Construction to resume soon
A week after the announcement that Baltimore-based Cordish Companies will buy out its partner, Greenwood Gaming, to take 100 percent ownership of the Philly Live! Hotel & Casino project in South Philadelphia, regulators have granted Stadium Casino, the operating company for the casino, a two-year extension on the opening date, which will now be set in the first quarter of 2020.
Stadium Casino had requested a three-year extension to its original required opening date, which was the first quarter of 2018. The Pennsylvania Gaming Control Board last week granted the two-year extension, saying in its ruling that two years should be sufficient time to get slots and tables up and running in the new casino.
Just before voting, gaming board member Kathy Manderino sought assurances from Stadium that it will resume construction and complete the project. The former partnership paid $37 million for a Holiday Inn property on the site and partially demolished the 240-room hotel tower before halting construction last month.
“Maybe you’re far enough along to assure me that this is a foolish thought but, (being) a former Philadelphian, I’ve seen this project and other ones, even kind of at late, late stages, maybe this is later, kind of fall apart,” Manderino said.
But a representative of the developer told the board testified that he has no concerns, ant he is “cautiously optimistic” that the city’s second casino will be built.
The board’s ruling does state that one additional year of extension may be granted in the event of “unforeseen circumstances.”
Unforeseen circumstances have plagued the second stand-alone casino license for Philadelphia from the start. The original licensee, the Mashantucket Pequot Tribe of Connecticut, faced fierce local opposition to the casino as first planned, and was forced to move the project from its original waterfront location before financing for the project fell victim to the Great Recession.
After Steve Wynn proposed Wynn Philadelphia and then pulled out of the project, the Stadium Casino partnership won out over four other bidders to secure the license. However, the project languished after the award was challenged by SugarHouse, the other Philadelphia casino, on the basis of the restriction in Pennsylvania’s gaming law on multiple casino ownership, citing Greenwood principal Watche “Bob” Manoukian’s ownership interest in the Parx casino in Bensalem.
Pennsylvania’s 2017 gaming expansion law eliminated the ownership restriction and the project was on, at least until the hotel demolition stopped earlier this year.

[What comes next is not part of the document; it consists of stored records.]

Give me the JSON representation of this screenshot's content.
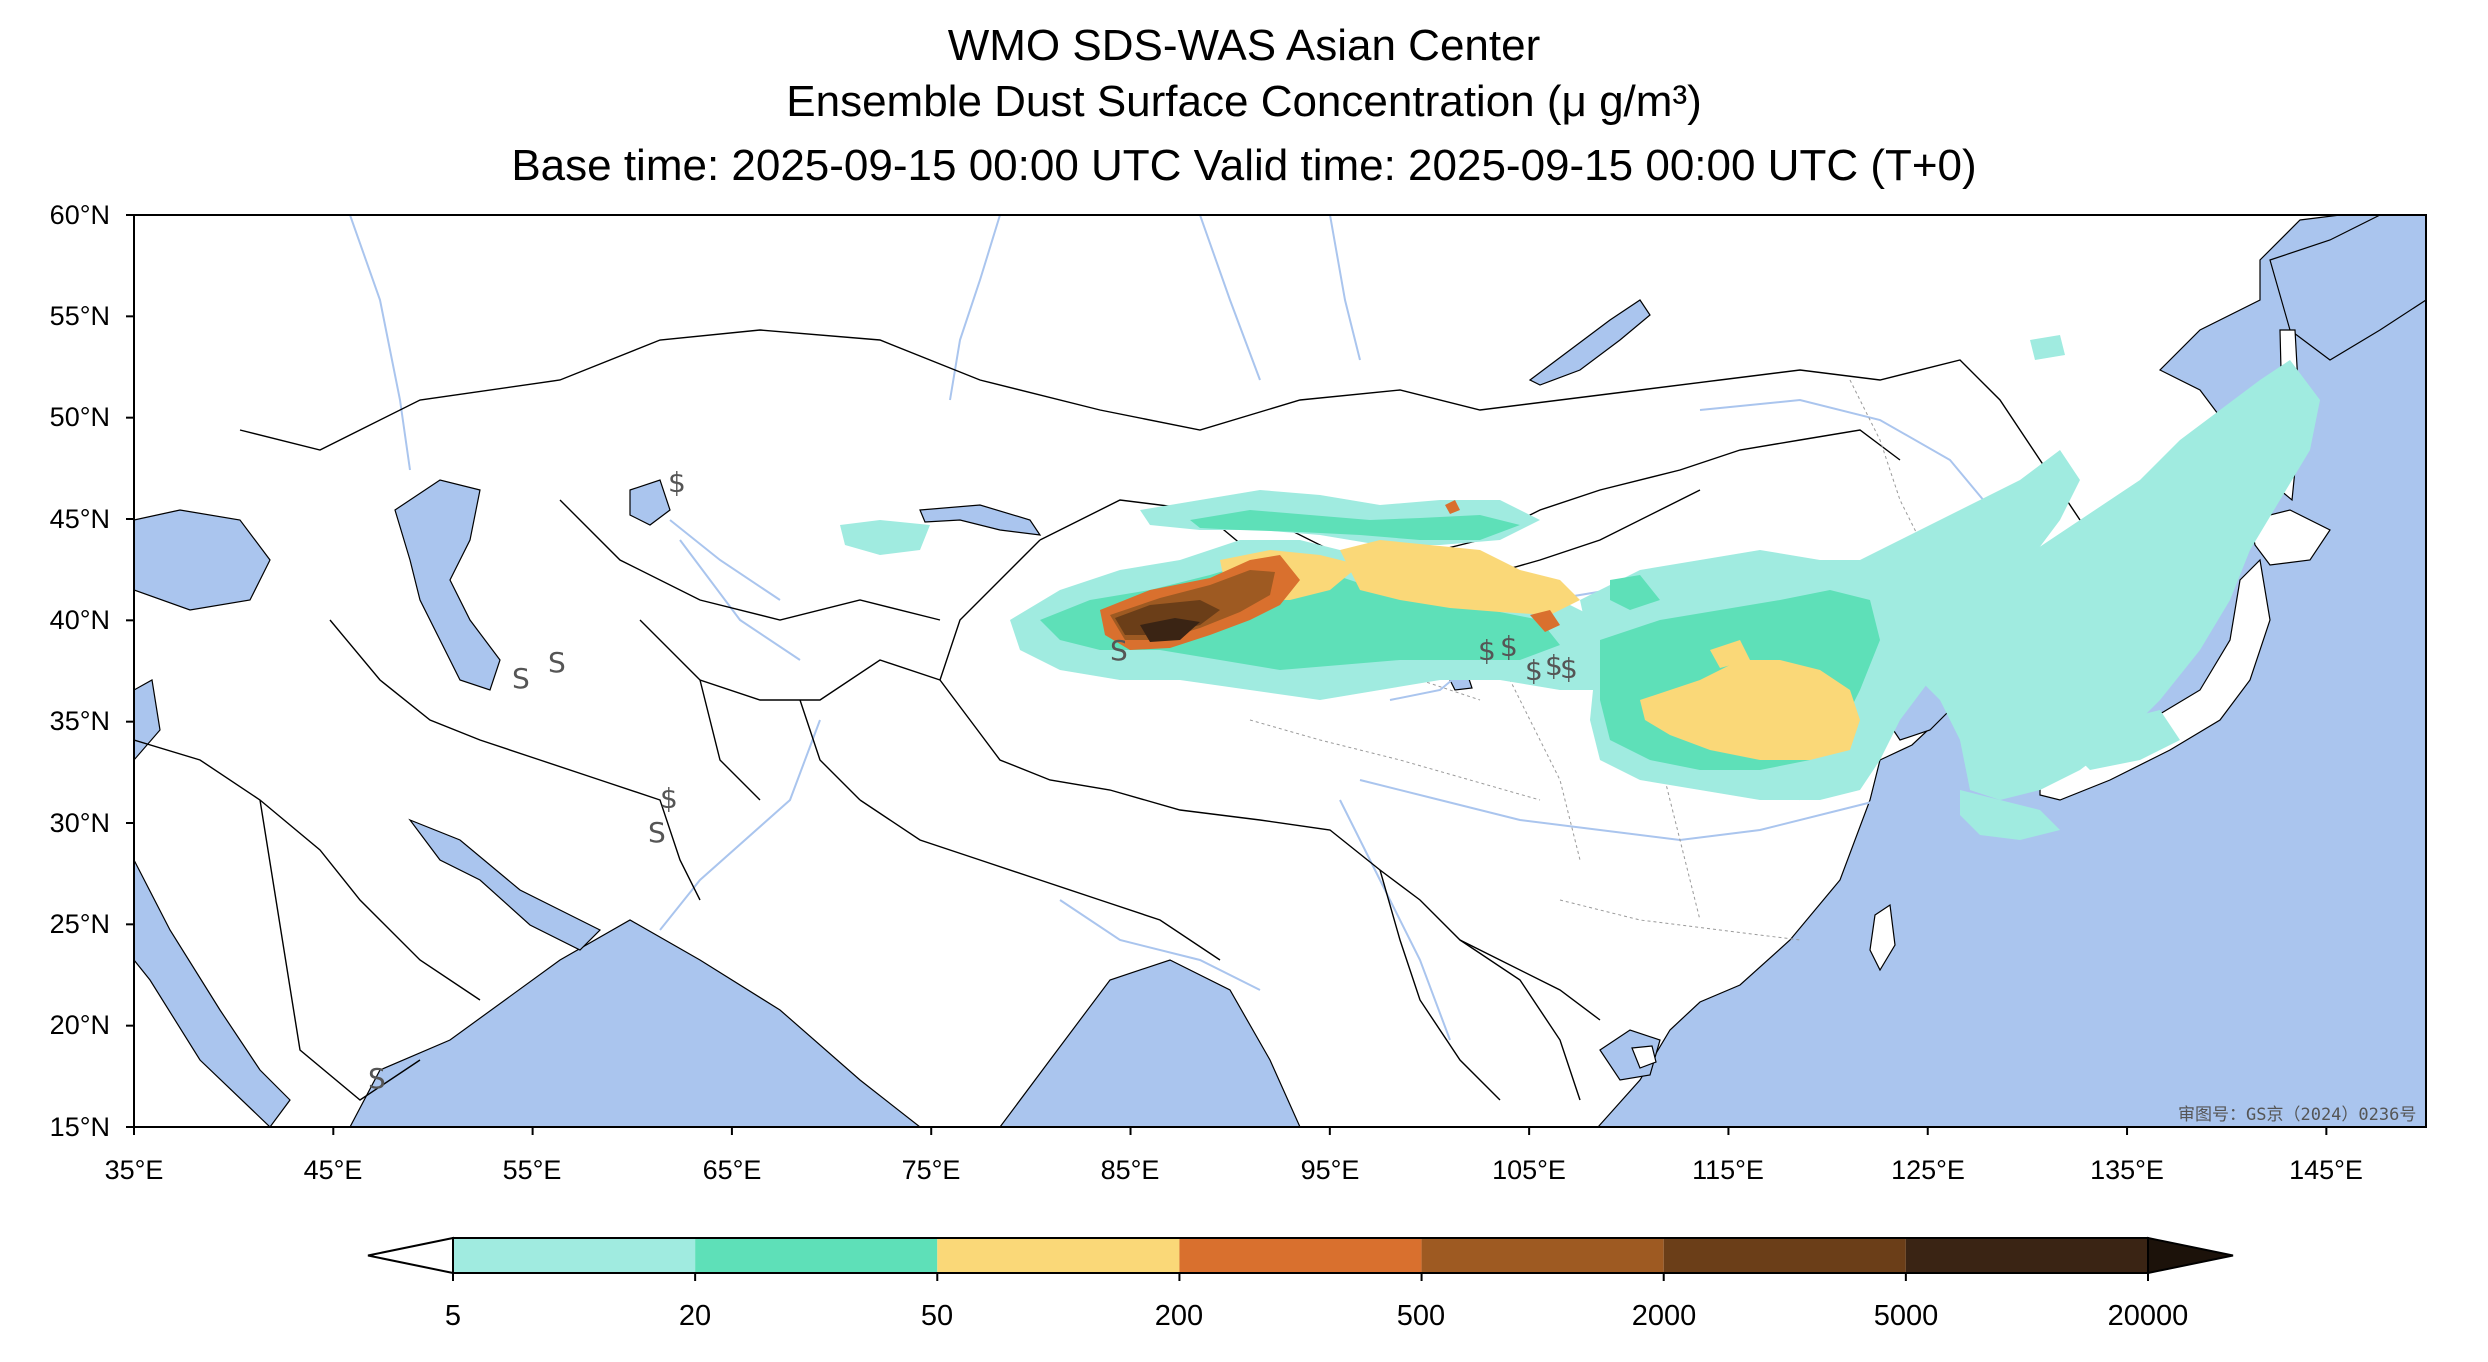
{
  "titles": {
    "line1": "WMO SDS-WAS Asian Center",
    "line2": "Ensemble Dust Surface Concentration (μ g/m³)",
    "line3": "Base time: 2025-09-15 00:00 UTC Valid time: 2025-09-15 00:00 UTC (T+0)"
  },
  "map": {
    "extent": {
      "lon_min": 35,
      "lon_max": 150,
      "lat_min": 15,
      "lat_max": 60
    },
    "lat_ticks": [
      "15°N",
      "20°N",
      "25°N",
      "30°N",
      "35°N",
      "40°N",
      "45°N",
      "50°N",
      "55°N",
      "60°N"
    ],
    "lon_ticks": [
      "35°E",
      "45°E",
      "55°E",
      "65°E",
      "75°E",
      "85°E",
      "95°E",
      "105°E",
      "115°E",
      "125°E",
      "135°E",
      "145°E"
    ],
    "colors": {
      "ocean": "#aac5ee",
      "land": "#ffffff",
      "rivers": "#aac5ee",
      "borders": "#000000"
    },
    "approval_number": "审图号：GS京（2024）0236号"
  },
  "colorbar": {
    "levels": [
      "5",
      "20",
      "50",
      "200",
      "500",
      "2000",
      "5000",
      "20000"
    ],
    "colors": [
      "#a0ebe0",
      "#5ee0b8",
      "#fad878",
      "#d9702e",
      "#9e5a22",
      "#6b3e18",
      "#3a2414"
    ],
    "under_color": "#ffffff",
    "over_color": "#1c120a"
  }
}
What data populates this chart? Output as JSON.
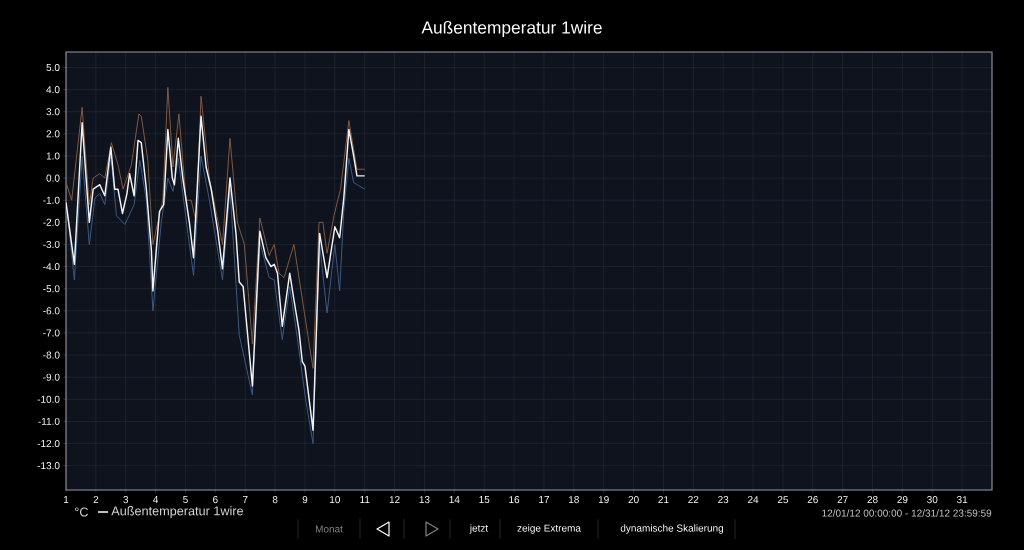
{
  "chart_data": {
    "type": "line",
    "title": "Außentemperatur 1wire",
    "xlim": [
      1,
      32
    ],
    "ylim": [
      -14.1,
      5.7
    ],
    "xticks": [
      1,
      2,
      3,
      4,
      5,
      6,
      7,
      8,
      9,
      10,
      11,
      12,
      13,
      14,
      15,
      16,
      17,
      18,
      19,
      20,
      21,
      22,
      23,
      24,
      25,
      26,
      27,
      28,
      29,
      30,
      31
    ],
    "yticks": [
      {
        "value": 5,
        "label": "5.0"
      },
      {
        "value": 4,
        "label": "4.0"
      },
      {
        "value": 3,
        "label": "3.0"
      },
      {
        "value": 2,
        "label": "2.0"
      },
      {
        "value": 1,
        "label": "1.0"
      },
      {
        "value": 0,
        "label": "0.0"
      },
      {
        "value": -1,
        "label": "-1.0"
      },
      {
        "value": -2,
        "label": "-2.0"
      },
      {
        "value": -3,
        "label": "-3.0"
      },
      {
        "value": -4,
        "label": "-4.0"
      },
      {
        "value": -5,
        "label": "-5.0"
      },
      {
        "value": -6,
        "label": "-6.0"
      },
      {
        "value": -7,
        "label": "-7.0"
      },
      {
        "value": -8,
        "label": "-8.0"
      },
      {
        "value": -9,
        "label": "-9.0"
      },
      {
        "value": -10,
        "label": "-10.0"
      },
      {
        "value": -11,
        "label": "-11.0"
      },
      {
        "value": -12,
        "label": "-12.0"
      },
      {
        "value": -13,
        "label": "-13.0"
      }
    ],
    "grid": true,
    "legend": "bottom left",
    "series": [
      {
        "color": "#8a5e42",
        "x": [
          1.0,
          1.19,
          1.54,
          1.78,
          1.91,
          2.13,
          2.3,
          2.52,
          2.74,
          2.91,
          3.19,
          3.44,
          3.52,
          3.74,
          3.91,
          4.24,
          4.41,
          4.58,
          4.78,
          5.02,
          5.19,
          5.36,
          5.52,
          5.8,
          6.02,
          6.24,
          6.49,
          6.74,
          6.97,
          7.24,
          7.49,
          7.8,
          7.97,
          8.13,
          8.3,
          8.63,
          8.97,
          9.27,
          9.47,
          9.6,
          9.74,
          9.97,
          10.19,
          10.47,
          10.74,
          11.0
        ],
        "values": [
          -0.2,
          -1.0,
          3.2,
          -1.2,
          0.0,
          0.2,
          0.0,
          1.6,
          0.6,
          -0.5,
          0.6,
          2.9,
          2.8,
          0.8,
          -3.0,
          -1.0,
          4.1,
          0.5,
          2.9,
          -1.0,
          -1.0,
          -2.0,
          3.7,
          0.0,
          -1.5,
          -3.0,
          1.8,
          -2.0,
          -3.0,
          -7.5,
          -1.8,
          -3.5,
          -3.0,
          -4.3,
          -4.5,
          -3.0,
          -6.0,
          -8.6,
          -2.0,
          -2.0,
          -3.4,
          -1.7,
          -0.5,
          2.6,
          0.4,
          0.4
        ]
      },
      {
        "color": "#3d5f8c",
        "x": [
          1.0,
          1.08,
          1.28,
          1.54,
          1.78,
          1.97,
          2.13,
          2.3,
          2.5,
          2.69,
          2.97,
          3.28,
          3.47,
          3.69,
          3.91,
          4.19,
          4.41,
          4.58,
          4.76,
          5.08,
          5.27,
          5.52,
          5.8,
          6.24,
          6.49,
          6.8,
          7.24,
          7.49,
          7.8,
          7.97,
          8.24,
          8.49,
          8.74,
          9.02,
          9.27,
          9.49,
          9.74,
          10.0,
          10.16,
          10.3,
          10.47,
          10.63,
          11.0
        ],
        "values": [
          -1.3,
          -2.0,
          -4.6,
          1.0,
          -3.0,
          -0.9,
          -0.7,
          -1.2,
          1.0,
          -1.7,
          -2.1,
          -1.2,
          0.8,
          -1.0,
          -6.0,
          -2.0,
          0.0,
          -0.6,
          0.9,
          -2.5,
          -4.4,
          1.0,
          -1.0,
          -4.6,
          -0.5,
          -7.1,
          -9.8,
          -2.9,
          -4.5,
          -4.6,
          -7.3,
          -4.9,
          -7.2,
          -10.0,
          -12.0,
          -3.0,
          -6.1,
          -3.0,
          -5.1,
          -1.5,
          0.9,
          -0.2,
          -0.5
        ]
      },
      {
        "name": "Außentemperatur 1wire",
        "color": "#f2f2f2",
        "x": [
          1.0,
          1.28,
          1.54,
          1.78,
          1.91,
          2.13,
          2.3,
          2.5,
          2.63,
          2.74,
          2.89,
          3.04,
          3.13,
          3.28,
          3.41,
          3.52,
          3.69,
          3.86,
          3.91,
          4.13,
          4.27,
          4.41,
          4.56,
          4.63,
          4.76,
          4.91,
          5.13,
          5.27,
          5.52,
          5.69,
          5.86,
          6.08,
          6.24,
          6.49,
          6.69,
          6.8,
          6.93,
          7.24,
          7.49,
          7.69,
          7.86,
          7.97,
          8.08,
          8.24,
          8.49,
          8.63,
          8.8,
          8.91,
          9.0,
          9.27,
          9.49,
          9.74,
          10.0,
          10.16,
          10.3,
          10.47,
          10.63,
          10.74,
          11.0
        ],
        "values": [
          -1.1,
          -3.9,
          2.5,
          -2.0,
          -0.5,
          -0.3,
          -0.8,
          1.4,
          -0.5,
          -0.5,
          -1.6,
          -0.7,
          0.2,
          -0.8,
          1.7,
          1.6,
          -0.5,
          -3.3,
          -5.1,
          -1.5,
          -1.2,
          2.2,
          0.0,
          -0.3,
          1.8,
          0.0,
          -2.0,
          -3.6,
          2.8,
          0.5,
          -0.5,
          -2.4,
          -4.1,
          0.0,
          -2.5,
          -4.7,
          -4.9,
          -9.4,
          -2.4,
          -3.6,
          -4.0,
          -3.9,
          -4.3,
          -6.7,
          -4.3,
          -5.5,
          -6.9,
          -8.3,
          -8.5,
          -11.4,
          -2.5,
          -4.5,
          -2.2,
          -2.7,
          -0.9,
          2.2,
          1.0,
          0.1,
          0.1
        ]
      }
    ],
    "annotations": [
      "°C",
      "12/01/12 00:00:00 - 12/31/12 23:59:59",
      "Monat",
      "jetzt",
      "zeige Extrema",
      "dynamische Skalierung"
    ]
  }
}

The Philly Live! complex will entail a casino with 2,000 slot machines and 125 table games, a 200-room hotel, five restaurants, nightclubs and a parking garage, all in the center of Philadelphia’s sports complex—the location of the city’s four professional sports teams.
Earlier this year, the Stadium partnership was granted a license to open a Category 4 mini-casino at the former site of the Bon-Ton anchor store at Westmoreland Mall in Western Pennsylvania. Stadium Casino has already spent more than $40 million on that project, including license fees to operate up to 750 slot machines and 35 table games.
At last week’s meeting, the gaming board also approved sports book licenses for SugarHouse and Parx casinos. The board’s executive director told PlayPennsylvania.com those sports books will have testing days soon.